Quello di sminuire la portata criminale di un gesto quando a compierlo è il classico bravo ragazzo con futuro radioso davanti, è un costume tristemente in auge. Il messaggio del film quindi è crudo e attuale: non basta essere in gamba per evitare di imbattersi in abusi sulla propria strada, perché sono molto più vicini e tollerati dal sistema di quanto pensiamo.

“Una donna promettente” disturba a dovere, smuovendo riflessioni necessarie e sensibilizzando, quando non addirittura rieducando, lo spettatore. Perché troppo spesso viene ignorata un’evidenza lapalissiana: l’impossibilità di assenso lucido equivale a diniego, perché qualsiasi forma di intimità con una persona in stato alterato di coscienza è un atto illecito.

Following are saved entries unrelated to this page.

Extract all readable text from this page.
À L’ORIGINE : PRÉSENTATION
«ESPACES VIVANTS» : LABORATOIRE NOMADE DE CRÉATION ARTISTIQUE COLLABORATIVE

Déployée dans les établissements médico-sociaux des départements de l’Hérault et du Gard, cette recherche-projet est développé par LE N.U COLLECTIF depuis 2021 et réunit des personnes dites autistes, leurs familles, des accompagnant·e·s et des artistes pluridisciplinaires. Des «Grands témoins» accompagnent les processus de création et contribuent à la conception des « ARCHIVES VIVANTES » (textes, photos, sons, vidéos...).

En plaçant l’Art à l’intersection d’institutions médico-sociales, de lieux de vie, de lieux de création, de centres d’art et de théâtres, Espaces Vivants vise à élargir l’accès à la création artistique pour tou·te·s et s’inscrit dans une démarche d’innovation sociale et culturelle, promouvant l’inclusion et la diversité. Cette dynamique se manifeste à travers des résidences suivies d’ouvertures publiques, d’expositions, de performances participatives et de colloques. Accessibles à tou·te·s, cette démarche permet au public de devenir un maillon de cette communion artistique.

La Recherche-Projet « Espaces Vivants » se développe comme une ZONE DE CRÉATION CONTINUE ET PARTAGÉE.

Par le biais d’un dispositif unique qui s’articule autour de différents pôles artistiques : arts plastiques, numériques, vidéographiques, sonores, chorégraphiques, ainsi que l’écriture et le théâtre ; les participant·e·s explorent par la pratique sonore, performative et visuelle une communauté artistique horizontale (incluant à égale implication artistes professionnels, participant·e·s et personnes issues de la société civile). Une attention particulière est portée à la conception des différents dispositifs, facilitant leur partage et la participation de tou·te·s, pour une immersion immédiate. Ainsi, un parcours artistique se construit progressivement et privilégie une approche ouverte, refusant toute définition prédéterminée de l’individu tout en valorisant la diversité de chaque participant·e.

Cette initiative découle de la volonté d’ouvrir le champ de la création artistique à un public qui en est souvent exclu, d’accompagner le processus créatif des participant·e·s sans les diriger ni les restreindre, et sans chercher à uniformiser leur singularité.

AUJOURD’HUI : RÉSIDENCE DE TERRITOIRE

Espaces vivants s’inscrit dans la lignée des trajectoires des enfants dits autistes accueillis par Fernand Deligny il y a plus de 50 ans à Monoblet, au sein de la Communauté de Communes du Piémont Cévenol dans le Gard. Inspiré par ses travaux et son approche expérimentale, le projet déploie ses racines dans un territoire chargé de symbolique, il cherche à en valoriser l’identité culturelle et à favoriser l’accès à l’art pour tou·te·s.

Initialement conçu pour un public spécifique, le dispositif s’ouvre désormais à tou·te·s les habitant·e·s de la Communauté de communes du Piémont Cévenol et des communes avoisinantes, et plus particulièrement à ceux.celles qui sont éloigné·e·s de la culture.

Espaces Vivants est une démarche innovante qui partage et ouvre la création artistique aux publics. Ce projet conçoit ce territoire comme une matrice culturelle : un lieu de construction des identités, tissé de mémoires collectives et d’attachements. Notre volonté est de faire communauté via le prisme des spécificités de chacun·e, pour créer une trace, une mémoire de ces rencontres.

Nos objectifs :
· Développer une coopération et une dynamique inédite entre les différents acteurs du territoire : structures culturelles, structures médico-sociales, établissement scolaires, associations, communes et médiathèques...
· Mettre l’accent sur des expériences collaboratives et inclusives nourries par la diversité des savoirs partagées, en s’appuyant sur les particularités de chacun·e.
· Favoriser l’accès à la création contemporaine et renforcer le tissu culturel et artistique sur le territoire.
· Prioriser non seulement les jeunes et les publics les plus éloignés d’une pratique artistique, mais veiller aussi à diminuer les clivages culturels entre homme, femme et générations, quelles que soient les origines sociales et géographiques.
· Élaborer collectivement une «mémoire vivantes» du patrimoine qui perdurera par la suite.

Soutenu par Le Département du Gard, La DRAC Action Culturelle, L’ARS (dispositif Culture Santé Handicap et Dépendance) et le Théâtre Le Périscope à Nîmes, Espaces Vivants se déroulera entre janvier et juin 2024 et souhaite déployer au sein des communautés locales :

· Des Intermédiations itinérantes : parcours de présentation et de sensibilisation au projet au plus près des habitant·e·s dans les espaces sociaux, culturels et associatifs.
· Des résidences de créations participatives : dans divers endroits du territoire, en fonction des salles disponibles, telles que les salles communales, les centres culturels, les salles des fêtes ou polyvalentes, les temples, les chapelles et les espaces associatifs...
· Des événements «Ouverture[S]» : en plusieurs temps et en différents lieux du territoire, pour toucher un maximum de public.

Il film non si limita a puntare il dito contro gli uomini in stile #metoo, del resto denuncia come a mancare di solidarietà nei confronti di una donna violata siano anche

esponenti del suo stesso sesso; mette piuttosto in scena con sacrosanto e sarcastico livore qualcosa di più sottilmente angosciante: la responsabilità istituzionale e collettiva in materia di violenza di genere.